たくさんの記録から目的のものを探せるよう、絞り込みも用意しています。
- 種類で絞る — 採点・名簿・成績など、操作のカテゴリごとに表示
- 操作者で絞る — 特定の先生の操作だけを表示
- 言葉で探す — 全文検索でキーワードから探す
各記録を開くと、変更前と変更後の差分を確認できます。 「この生徒の点数が7点から10点に変わった」というように、 何がどう変わったのかまでたどれるので、確認がスムーズです。
同じ操作はまとめて1行に
採点をしていると、同じような操作を短時間に何度も繰り返します。 それを1操作ずつ全部記録すると、フィードが同じような行であふれて、かえって見づらくなります。
そこで、同じ人が・同じ種類の操作を・短い時間内に続けた場合は、 新しい行を増やさず1つの記録にまとめます。 まとめた記録には「何回まとめたか」と「最後に操作した時刻」が示されるので、 履歴が見やすく保たれつつ、回数の情報も失われません。
採点の邪魔をしない設計
監査ログは、採点や編集という本来の作業を妨げないように作られています。 記録はいわば「後ろでそっと控えている」もので、 万が一その記録に失敗しても、先生の操作そのものは止まりません。
複数のパソコンで使う場合も、共有フォルダ経由で記録が矛盾なくまとまるようになっています。 また、記録が際限なく溜まり続けないよう、 既定では約2年(730日)を過ぎた古い記録は自動で整理されます。

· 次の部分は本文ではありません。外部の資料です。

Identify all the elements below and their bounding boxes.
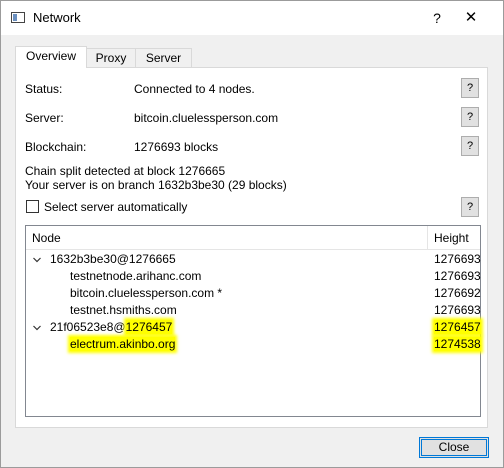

監査ログは、状態を変える操作を記録するものです。 誰かの操作を止めたり、変更を取り消したりする機能ではありません。 「何が起きたか」を確認するための記録として活用してください。 ひとりだけで使っている場合は、特に意識しなくても差し支えありません。
まとめ
一括採点に、誰がいつ何をしたかを自動で残す監査ログが加わりました。
- 状態を変える操作(採点・名簿・成績・持ち出しなど)を横断的に記録する
- 操作した人を自動で補い、変更前後の差分も確認できる
- 設定画面のフィードで、種類・操作者・言葉から絞り込める
- 短時間の同じ操作はまとめて表示し、履歴を見やすく保つ
- 本来の操作を妨げず、複数PCでも矛盾なく記録がまとまる
複数の先生で分担して採点するとき、記録があるという安心感が支えになります。